Though she came close this month, HI Dem congresswoman, Tulsi Gabbard, failed to qualify for the next debate. However, she’s confident she’ll make the October debate. No matter how you feel about her seeming stealth candidacy, this piece in The Atlantic tries to shed some light on her otherwise oblique campaign.
Good politicians are smooth. Gabbard is beyond smooth. She’s unflappable to the point of being confounding, even to the many people I spoke with who have worked with her for years in Washington, D.C., and at home in Hawaii. She may be the most elusive candidate running for president, with a campaign that has followed none of the rules of conventional or contemporary politics, and a small but committed group of supporters. […]
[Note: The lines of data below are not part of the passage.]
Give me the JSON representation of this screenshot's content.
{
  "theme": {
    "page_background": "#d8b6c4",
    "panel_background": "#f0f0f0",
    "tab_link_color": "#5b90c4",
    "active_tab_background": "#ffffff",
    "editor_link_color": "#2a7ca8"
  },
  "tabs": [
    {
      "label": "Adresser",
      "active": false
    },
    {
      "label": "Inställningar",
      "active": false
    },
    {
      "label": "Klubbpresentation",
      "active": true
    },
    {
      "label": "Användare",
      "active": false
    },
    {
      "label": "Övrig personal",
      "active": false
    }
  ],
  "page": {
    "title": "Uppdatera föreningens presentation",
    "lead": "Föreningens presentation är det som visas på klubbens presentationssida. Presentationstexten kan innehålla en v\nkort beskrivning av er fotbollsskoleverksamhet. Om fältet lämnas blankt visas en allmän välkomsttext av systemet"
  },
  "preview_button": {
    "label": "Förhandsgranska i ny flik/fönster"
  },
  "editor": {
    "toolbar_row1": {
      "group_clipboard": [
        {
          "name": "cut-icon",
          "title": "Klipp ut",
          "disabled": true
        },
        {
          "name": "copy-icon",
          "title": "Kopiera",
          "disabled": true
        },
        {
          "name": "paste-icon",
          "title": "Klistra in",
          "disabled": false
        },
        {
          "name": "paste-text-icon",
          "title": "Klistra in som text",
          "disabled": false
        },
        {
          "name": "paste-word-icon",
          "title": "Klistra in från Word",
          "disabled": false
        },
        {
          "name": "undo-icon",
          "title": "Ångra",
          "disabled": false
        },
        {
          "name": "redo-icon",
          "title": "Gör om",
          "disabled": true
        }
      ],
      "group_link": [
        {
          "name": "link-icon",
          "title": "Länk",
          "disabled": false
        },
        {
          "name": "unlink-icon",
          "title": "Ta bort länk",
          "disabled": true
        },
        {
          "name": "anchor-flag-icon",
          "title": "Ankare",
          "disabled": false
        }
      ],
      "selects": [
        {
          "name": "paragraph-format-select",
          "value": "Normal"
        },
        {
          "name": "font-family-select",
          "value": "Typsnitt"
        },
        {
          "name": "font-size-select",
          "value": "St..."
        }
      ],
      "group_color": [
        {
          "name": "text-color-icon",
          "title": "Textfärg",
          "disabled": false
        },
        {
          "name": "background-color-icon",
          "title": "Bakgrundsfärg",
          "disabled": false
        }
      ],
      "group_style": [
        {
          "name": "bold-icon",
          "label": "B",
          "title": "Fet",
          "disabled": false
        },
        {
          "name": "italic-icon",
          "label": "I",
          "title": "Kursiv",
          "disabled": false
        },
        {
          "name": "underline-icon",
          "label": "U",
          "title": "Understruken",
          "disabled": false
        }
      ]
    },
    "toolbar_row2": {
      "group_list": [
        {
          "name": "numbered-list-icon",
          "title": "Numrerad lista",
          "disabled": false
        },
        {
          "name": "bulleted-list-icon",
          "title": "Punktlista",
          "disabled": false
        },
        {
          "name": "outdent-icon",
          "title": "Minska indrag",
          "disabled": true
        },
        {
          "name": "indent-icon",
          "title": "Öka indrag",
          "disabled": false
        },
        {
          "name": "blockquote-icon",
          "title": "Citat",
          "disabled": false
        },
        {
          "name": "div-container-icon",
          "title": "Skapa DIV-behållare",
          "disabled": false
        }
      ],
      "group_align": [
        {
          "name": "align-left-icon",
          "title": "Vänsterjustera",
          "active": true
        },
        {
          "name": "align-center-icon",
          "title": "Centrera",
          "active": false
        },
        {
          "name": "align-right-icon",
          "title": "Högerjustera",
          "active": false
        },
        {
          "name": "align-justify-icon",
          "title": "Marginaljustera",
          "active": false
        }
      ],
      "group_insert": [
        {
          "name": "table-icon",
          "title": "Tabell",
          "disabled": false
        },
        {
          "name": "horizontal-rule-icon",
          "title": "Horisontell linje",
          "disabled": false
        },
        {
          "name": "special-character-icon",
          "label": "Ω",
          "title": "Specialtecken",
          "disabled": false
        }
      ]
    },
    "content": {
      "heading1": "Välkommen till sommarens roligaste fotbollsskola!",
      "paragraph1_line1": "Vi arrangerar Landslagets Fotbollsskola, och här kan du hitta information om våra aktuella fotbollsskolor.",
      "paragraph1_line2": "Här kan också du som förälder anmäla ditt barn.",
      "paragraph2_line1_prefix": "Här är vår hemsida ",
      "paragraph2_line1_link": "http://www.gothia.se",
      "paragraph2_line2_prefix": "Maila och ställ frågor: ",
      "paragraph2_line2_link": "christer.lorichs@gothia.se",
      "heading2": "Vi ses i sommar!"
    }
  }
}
“It’s not that she’s not incredibly skilled and talented,” says Mark Longabaugh, a Democratic strategist who worked with Gabbard when she was campaigning for Sanders in 2016. “But her run just seems quixotic.” […]
Theories (…) from top Democrats include that Gabbard is trying to get a TV show—“I already know which network: Fox,” one senior Democrat not affiliated with any campaign said, speaking anonymously to remain publicly neutral—and that she’s gearing up for a Trump-benefiting third-party run. “Green Party. Willing to take bets on this,” Center for American Progress President Neera Tanden tweeted last week after Gabbard appeared on Tucker Carlson’s Fox News show to trash the Democratic National Committee because she hadn’t qualified for the September debate.
Puppet candidate, or mission-driven pragmatist?